Fortunately for PKD fans, probate questions with his estate -- the author died in near-obscurity and without a will -- have apparently been settled, and more of his work is in development for the silver screen. Of course, as the article discusses, Dick's work is often, ah, adapted for the screen -- often muddying themes in the original story. Witness, for example, the famous differences between the theatrical release and director's cut of Blade Runner -- the two films, although only slightly different, tell vastly different stories with entirely different implications for the protagonist.
Musashi and I have already expressed reservations about John Woo's upcoming adaptation of Paycheck. As much as we're fans of both PKD and John Woo, it'll be interesting to see how the two artists' visions manage to gel.
Here's some safe-for-work cheesecake: a brief slideshow from a recent idol competition held Nov. 26 in Tokyo. A Japanese agency has placed photos of the five girls, who range in age from 14 to 21, on an Internet site, and asked investors to pay for the cost of promoting the winner as a new modeling sensation.
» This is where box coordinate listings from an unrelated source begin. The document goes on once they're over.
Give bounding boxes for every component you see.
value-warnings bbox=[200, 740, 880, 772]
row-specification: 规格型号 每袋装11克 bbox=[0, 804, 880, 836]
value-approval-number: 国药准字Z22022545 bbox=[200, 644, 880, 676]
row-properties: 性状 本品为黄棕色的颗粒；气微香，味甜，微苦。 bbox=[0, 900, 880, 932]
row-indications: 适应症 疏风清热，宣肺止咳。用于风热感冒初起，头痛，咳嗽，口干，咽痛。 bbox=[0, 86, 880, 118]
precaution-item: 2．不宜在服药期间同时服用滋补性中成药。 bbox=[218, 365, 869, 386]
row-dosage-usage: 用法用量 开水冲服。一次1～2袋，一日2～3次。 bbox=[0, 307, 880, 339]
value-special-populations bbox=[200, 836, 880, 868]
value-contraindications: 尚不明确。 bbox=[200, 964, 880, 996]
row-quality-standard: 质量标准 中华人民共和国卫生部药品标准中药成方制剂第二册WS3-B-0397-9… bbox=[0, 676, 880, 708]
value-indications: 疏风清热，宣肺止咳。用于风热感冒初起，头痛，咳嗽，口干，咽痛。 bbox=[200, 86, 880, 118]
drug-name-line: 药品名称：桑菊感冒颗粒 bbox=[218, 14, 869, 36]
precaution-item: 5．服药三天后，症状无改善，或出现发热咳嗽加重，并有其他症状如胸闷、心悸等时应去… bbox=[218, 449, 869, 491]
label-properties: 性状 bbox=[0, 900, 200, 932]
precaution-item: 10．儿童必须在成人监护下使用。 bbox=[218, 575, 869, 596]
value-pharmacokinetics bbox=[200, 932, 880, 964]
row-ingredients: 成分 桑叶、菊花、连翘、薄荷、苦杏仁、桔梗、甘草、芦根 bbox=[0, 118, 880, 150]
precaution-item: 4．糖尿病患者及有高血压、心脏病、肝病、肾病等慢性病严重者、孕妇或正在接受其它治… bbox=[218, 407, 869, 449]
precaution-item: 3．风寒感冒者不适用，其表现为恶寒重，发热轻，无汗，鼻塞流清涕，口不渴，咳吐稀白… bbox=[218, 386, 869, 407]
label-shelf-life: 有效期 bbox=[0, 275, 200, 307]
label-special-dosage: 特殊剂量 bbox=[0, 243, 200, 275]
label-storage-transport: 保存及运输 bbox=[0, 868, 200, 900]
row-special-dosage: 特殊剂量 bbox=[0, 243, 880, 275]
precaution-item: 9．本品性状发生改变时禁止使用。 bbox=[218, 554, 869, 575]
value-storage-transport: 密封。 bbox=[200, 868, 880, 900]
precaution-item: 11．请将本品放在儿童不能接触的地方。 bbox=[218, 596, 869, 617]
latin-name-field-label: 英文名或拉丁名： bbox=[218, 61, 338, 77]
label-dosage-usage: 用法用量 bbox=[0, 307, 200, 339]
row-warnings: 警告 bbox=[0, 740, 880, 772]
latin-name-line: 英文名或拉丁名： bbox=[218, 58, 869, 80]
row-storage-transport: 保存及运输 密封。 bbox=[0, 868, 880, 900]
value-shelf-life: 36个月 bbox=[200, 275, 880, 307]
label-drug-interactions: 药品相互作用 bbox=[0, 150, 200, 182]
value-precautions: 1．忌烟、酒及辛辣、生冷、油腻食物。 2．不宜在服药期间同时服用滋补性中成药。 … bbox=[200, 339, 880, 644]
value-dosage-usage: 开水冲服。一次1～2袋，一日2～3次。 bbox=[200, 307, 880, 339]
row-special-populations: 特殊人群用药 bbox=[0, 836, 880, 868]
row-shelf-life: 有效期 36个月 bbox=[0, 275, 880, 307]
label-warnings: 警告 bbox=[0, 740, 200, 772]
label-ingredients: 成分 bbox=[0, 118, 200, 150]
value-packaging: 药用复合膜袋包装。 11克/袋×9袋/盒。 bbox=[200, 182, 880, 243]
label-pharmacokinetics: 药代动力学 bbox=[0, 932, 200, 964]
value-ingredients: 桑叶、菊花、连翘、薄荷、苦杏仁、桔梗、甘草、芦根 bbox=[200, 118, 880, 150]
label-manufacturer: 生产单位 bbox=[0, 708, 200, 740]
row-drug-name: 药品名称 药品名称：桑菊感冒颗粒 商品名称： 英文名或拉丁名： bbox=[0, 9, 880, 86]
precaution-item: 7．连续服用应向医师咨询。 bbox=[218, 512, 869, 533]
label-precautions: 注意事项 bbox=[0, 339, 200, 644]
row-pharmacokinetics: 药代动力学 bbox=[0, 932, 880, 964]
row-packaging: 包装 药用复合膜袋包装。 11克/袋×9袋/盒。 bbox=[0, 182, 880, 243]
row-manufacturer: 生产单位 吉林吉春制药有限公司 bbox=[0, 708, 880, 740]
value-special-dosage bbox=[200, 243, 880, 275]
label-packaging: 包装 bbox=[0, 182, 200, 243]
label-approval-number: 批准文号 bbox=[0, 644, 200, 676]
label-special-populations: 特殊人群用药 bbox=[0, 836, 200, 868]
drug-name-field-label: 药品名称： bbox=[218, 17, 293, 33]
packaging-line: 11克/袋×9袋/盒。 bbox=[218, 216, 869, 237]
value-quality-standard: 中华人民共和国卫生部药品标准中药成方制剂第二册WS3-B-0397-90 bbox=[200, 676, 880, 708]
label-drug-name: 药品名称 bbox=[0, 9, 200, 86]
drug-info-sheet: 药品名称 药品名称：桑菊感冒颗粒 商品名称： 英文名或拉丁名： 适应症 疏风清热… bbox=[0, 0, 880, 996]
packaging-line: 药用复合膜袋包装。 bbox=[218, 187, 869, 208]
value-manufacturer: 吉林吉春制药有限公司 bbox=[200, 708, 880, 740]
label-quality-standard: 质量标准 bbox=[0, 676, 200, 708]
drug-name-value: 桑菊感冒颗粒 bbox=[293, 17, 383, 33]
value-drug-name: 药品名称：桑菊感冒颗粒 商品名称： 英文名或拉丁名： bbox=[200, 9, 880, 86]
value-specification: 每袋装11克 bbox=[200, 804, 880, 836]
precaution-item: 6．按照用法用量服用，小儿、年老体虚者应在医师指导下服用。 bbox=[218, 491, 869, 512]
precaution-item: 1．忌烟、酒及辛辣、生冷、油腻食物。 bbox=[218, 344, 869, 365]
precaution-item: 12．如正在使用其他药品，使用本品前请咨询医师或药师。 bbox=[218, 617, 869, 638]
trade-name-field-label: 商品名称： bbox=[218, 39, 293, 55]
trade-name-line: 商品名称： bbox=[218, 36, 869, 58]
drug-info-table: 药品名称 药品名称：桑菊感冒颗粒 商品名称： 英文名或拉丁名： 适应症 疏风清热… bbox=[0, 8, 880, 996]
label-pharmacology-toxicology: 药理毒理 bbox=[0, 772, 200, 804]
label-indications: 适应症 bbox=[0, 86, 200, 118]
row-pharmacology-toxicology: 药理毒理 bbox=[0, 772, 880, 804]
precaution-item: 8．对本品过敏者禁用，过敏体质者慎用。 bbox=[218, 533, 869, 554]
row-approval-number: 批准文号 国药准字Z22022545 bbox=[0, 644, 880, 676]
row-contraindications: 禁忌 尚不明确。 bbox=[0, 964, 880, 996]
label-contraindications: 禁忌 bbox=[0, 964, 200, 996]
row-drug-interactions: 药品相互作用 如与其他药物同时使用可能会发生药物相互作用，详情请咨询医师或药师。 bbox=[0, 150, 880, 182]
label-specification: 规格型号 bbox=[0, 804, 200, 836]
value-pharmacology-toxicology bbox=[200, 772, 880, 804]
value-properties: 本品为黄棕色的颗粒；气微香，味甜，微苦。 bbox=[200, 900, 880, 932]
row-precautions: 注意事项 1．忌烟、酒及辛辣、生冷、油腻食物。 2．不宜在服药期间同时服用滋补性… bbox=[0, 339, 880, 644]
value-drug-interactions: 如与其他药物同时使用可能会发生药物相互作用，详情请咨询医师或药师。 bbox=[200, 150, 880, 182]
Italy is hosting a new beauty pageant, but there's a catch: The competitors are simply collections of pixels.
"Miss Digital World" is the first beauty contest reserved for the likes of videogame heroine Lara Croft, computer-cloned actresses from the "Matrix" films and new beauties tweaked to perfection with 3D graphics.
Digital artists, advertising agencies and videogame programmers from around the world have been asked to send a computer design of their perfect woman to www.missdigitalworld.com, complete with date of birth and body measurements.
"Every age has its ideal of beauty, and every age produces its visual incarnation of that ideal from the Venus de Milo in ancient Greece to Marilyn Monroe in the 1960s," Franz Cerami, the creator of the competition, said.
"Miss Digital World is the search for a contemporary ideal of beauty, seen through virtual reality," he told Reuters.
Designers will program their contestants to parade along a virtual catwalk, and there'll be a virtual presenter and virtual guests who will help create the atmosphere of a beauty contest.
Like many of their real-world counterparts, digital contestants will be disqualified if they've participated in any pornographic activity...sorry, Virtual Valerie.